4. Shield standard error output and redirect to an empty device file (recommended)

 root@ytt-ubuntu18:/home/ytt# mysql -uytt -proot -P3340 -e"select version()"  2>/dev/null
+-----------+
| version() |
+-----------+
| 8.0.29    |
+-----------+

This uses the characteristics of the Linux system itself to redirect the MySQL error message, where the number 2 represents the file descriptor of the error output; /dev/null represents an empty device. That is to say, the error message of executing this command is redirected to the empty device instead of the standard output, so that the warning message can be masked in disguise.

5. Use the mysql_config_edit tool to generate different login_paths (recommended)

mysql_config_edit is a tool officially released by MySQL, which is specially designed to deal with such problems that user passwords must be exposed. It can be set once and used safely for many times.

The usage is as follows: set a login_path, the name is user_ytt, and the password can be entered as prompted.

 root@ytt-ubuntu18:/home/ytt# mysql_config_editor set -G user_ytt -S /var/run/mysqld/mysqld.sock -u ytt -p
Enter password:

Next, invoke any MySQL command-line tool with the --login-path option.

 root@ytt-ubuntu18:/home/ytt# mysql --login-path=user_ytt -e 'select user()'
+---------------+
| user()        |
+---------------+
| ytt@localhost |
+---------------+
   
root@ytt-ubuntu18:/home/ytt# mysqladmin  --login-path=user_ytt ping
mysqld is alive

The mysql_config_editor tool also has a disadvantage: the same login_path cannot be shared with all system users, and other users have to re-add their own login_path to use it normally.

6. Use Unix socket plugin (recommended, local only)

The auth_socket plugin only authorizes authentication based on the local OS login username and the local linux socket file.
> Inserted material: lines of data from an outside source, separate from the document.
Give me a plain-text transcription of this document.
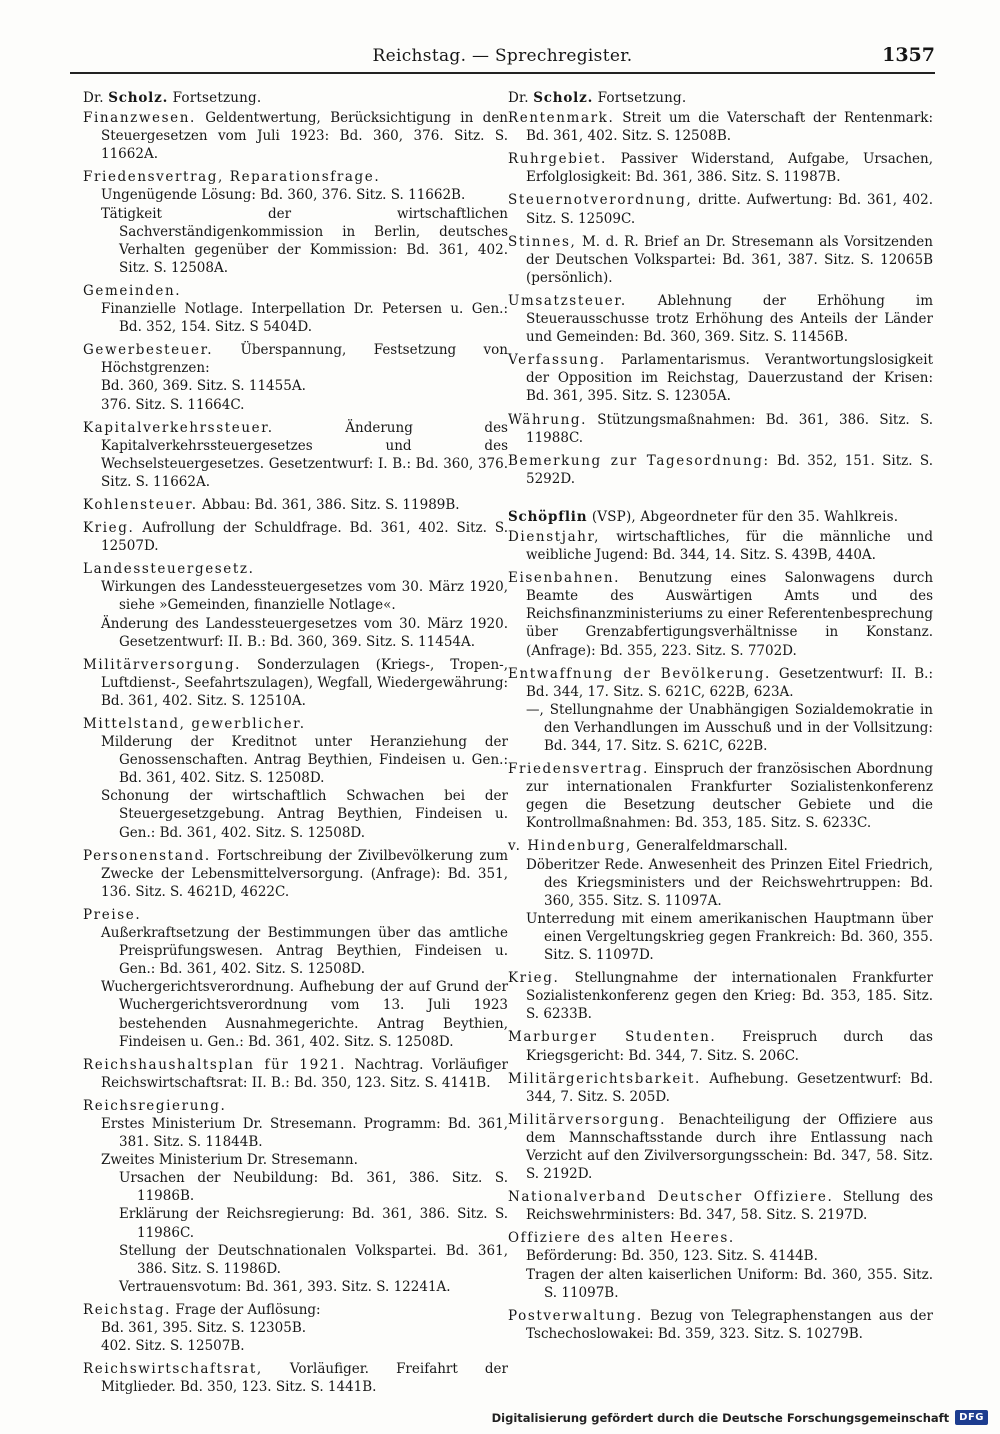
Reichstag. — Sprechregister.	1357
Dr. Scholz. Fortsetzung.
Finanzwesen. Geldentwertung, Berücksichtigung in den Steuergesetzen vom Juli 1923: Bd. 360, 376. Sitz. S. 11662A.
Friedensvertrag, Reparationsfrage.
Ungenügende Lösung: Bd. 360, 376. Sitz. S. 11662B.
Tätigkeit der wirtschaftlichen Sachverständigenkommission in Berlin, deutsches Verhalten gegenüber der Kommission: Bd. 361, 402. Sitz. S. 12508A.
Gemeinden.
Finanzielle Notlage. Interpellation Dr. Petersen u. Gen.: Bd. 352, 154. Sitz. S 5404D.
Gewerbesteuer. Überspannung, Festsetzung von Höchstgrenzen:
Bd. 360, 369. Sitz. S. 11455A.
376. Sitz. S. 11664C.
Kapitalverkehrssteuer.	Änderung des Kapitalverkehrssteuergesetzes und des Wechselsteuergesetzes. Gesetzentwurf: I. B.: Bd. 360, 376. Sitz. S. 11662A.
Kohlensteuer. Abbau: Bd. 361, 386. Sitz. S. 11989B.
Krieg. Aufrollung der Schuldfrage. Bd. 361, 402. Sitz. S. 12507D.
Landessteuergesetz.
Wirkungen des Landessteuergesetzes vom 30. März 1920, siehe »Gemeinden, finanzielle Notlage«.
Änderung des Landessteuergesetzes vom 30. März 1920. Gesetzentwurf: II. B.: Bd. 360, 369. Sitz. S. 11454A.
Militärversorgung. Sonderzulagen (Kriegs-, Tropen-, Luftdienst-, Seefahrtszulagen), Wegfall, Wiedergewährung: Bd. 361, 402. Sitz. S. 12510A.
Mittelstand, gewerblicher.
Milderung der Kreditnot unter Heranziehung der Genossenschaften. Antrag Beythien, Findeisen u. Gen.: Bd. 361, 402. Sitz. S. 12508D.
Schonung der wirtschaftlich Schwachen bei der Steuergesetzgebung. Antrag Beythien, Findeisen u. Gen.: Bd. 361, 402. Sitz. S. 12508D.
Personenstand. Fortschreibung der Zivilbevölkerung zum Zwecke der Lebensmittelversorgung. (Anfrage): Bd. 351, 136. Sitz. S. 4621D, 4622C.
Preise.
Außerkraftsetzung der Bestimmungen über das amtliche Preisprüfungswesen. Antrag Beythien, Findeisen u. Gen.: Bd. 361, 402. Sitz. S. 12508D.
Wuchergerichtsverordnung. Aufhebung der auf Grund der Wuchergerichtsverordnung vom 13. Juli 1923 bestehenden Ausnahmegerichte. Antrag Beythien, Findeisen u. Gen.: Bd. 361, 402. Sitz. S. 12508D.
Reichshaushaltsplan für 1921. Nachtrag. Vorläufiger Reichswirtschaftsrat: II. B.: Bd. 350, 123. Sitz. S. 4141B.
Reichsregierung.
Erstes Ministerium Dr. Stresemann. Programm: Bd. 361, 381. Sitz. S. 11844B.
Zweites Ministerium Dr. Stresemann.
Ursachen der Neubildung: Bd. 361, 386. Sitz. S. 11986B.
Erklärung der Reichsregierung: Bd. 361, 386. Sitz. S. 11986C.
Stellung der Deutschnationalen Volkspartei. Bd. 361, 386. Sitz. S. 11986D.
Vertrauensvotum: Bd. 361, 393. Sitz. S. 12241A.
Reichstag. Frage der Auflösung:
Bd. 361, 395. Sitz. S. 12305B.
402. Sitz. S. 12507B.
Reichswirtschaftsrat, Vorläufiger. Freifahrt der Mitglieder. Bd. 350, 123. Sitz. S. 1441B.
Dr. Scholz. Fortsetzung.
Rentenmark. Streit um die Vaterschaft der Rentenmark: Bd. 361, 402. Sitz. S. 12508B.
Ruhrgebiet. Passiver Widerstand, Aufgabe, Ursachen, Erfolglosigkeit: Bd. 361, 386. Sitz. S. 11987B.
Steuernotverordnung, dritte. Aufwertung: Bd. 361, 402. Sitz. S. 12509C.
Stinnes, M. d. R. Brief an Dr. Stresemann als Vorsitzenden der Deutschen Volkspartei: Bd. 361, 387. Sitz. S. 12065B (persönlich).
Umsatzsteuer. Ablehnung der Erhöhung im Steuerausschusse trotz Erhöhung des Anteils der Länder und Gemeinden: Bd. 360, 369. Sitz. S. 11456B.
Verfassung. Parlamentarismus. Verantwortungslosigkeit der Opposition im Reichstag, Dauerzustand der Krisen: Bd. 361, 395. Sitz. S. 12305A.
Währung. Stützungsmaßnahmen: Bd. 361, 386. Sitz. S. 11988C.
Bemerkung zur Tagesordnung: Bd. 352, 151. Sitz. S. 5292D.
Schöpflin (VSP), Abgeordneter für den 35. Wahlkreis.
Dienstjahr, wirtschaftliches, für die männliche und weibliche Jugend: Bd. 344, 14. Sitz. S. 439B, 440A.
Eisenbahnen. Benutzung eines Salonwagens durch Beamte des Auswärtigen Amts und des Reichsfinanzministeriums zu einer Referentenbesprechung über Grenzabfertigungsverhältnisse in Konstanz. (Anfrage): Bd. 355, 223. Sitz. S. 7702D.
Entwaffnung der Bevölkerung. Gesetzentwurf: II. B.: Bd. 344, 17. Sitz. S. 621C, 622B, 623A.
—, Stellungnahme der Unabhängigen Sozialdemokratie in den Verhandlungen im Ausschuß und in der Vollsitzung: Bd. 344, 17. Sitz. S. 621C, 622B.
Friedensvertrag. Einspruch der französischen Abordnung zur internationalen Frankfurter Sozialistenkonferenz gegen die Besetzung deutscher Gebiete und die Kontrollmaßnahmen: Bd. 353, 185. Sitz. S. 6233C.
v. Hindenburg, Generalfeldmarschall.
Döberitzer Rede. Anwesenheit des Prinzen Eitel Friedrich, des Kriegsministers und der Reichswehrtruppen: Bd. 360, 355. Sitz. S. 11097A.
Unterredung mit einem amerikanischen Hauptmann über einen Vergeltungskrieg gegen Frankreich: Bd. 360, 355. Sitz. S. 11097D.
Krieg. Stellungnahme der internationalen Frankfurter Sozialistenkonferenz gegen den Krieg: Bd. 353, 185. Sitz. S. 6233B.
Marburger Studenten. Freispruch durch das Kriegsgericht: Bd. 344, 7. Sitz. S. 206C.
Militärgerichtsbarkeit. Aufhebung. Gesetzentwurf: Bd. 344, 7. Sitz. S. 205D.
Militärversorgung. Benachteiligung der Offiziere aus dem Mannschaftsstande durch ihre Entlassung nach Verzicht auf den Zivilversorgungsschein: Bd. 347, 58. Sitz. S. 2192D.
Nationalverband Deutscher Offiziere. Stellung des Reichswehrministers: Bd. 347, 58. Sitz. S. 2197D.
Offiziere des alten Heeres.
Beförderung: Bd. 350, 123. Sitz. S. 4144B.
Tragen der alten kaiserlichen Uniform: Bd. 360, 355. Sitz. S. 11097B.
Postverwaltung. Bezug von Telegraphenstangen aus der Tschechoslowakei: Bd. 359, 323. Sitz. S. 10279B.
Digitalisierung gefördert durch die Deutsche Forschungsgemeinschaft	DFG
For example, modify the user ytt@localhost plugin to auth_socket:

 mysql> alter user ytt@localhost identified with auth_socket ;
   Query OK, 0 rows affected (0.00 sec)
   
   mysql> \q
   Bye

Switch to OS user ytt:

 root@ytt-pc-big:/home/ytt# su ytt
   
   ytt@ytt-pc-big:~$ mysql -e "select user(),current_user()"
   +---------------+----------------+
   | user()        | current_user() |
   +---------------+----------------+
   | ytt@localhost | ytt@localhost  |
   +---------------+----------------+

A word of caution is needed here: For security, user permissions for operating MySQL must be assigned as needed.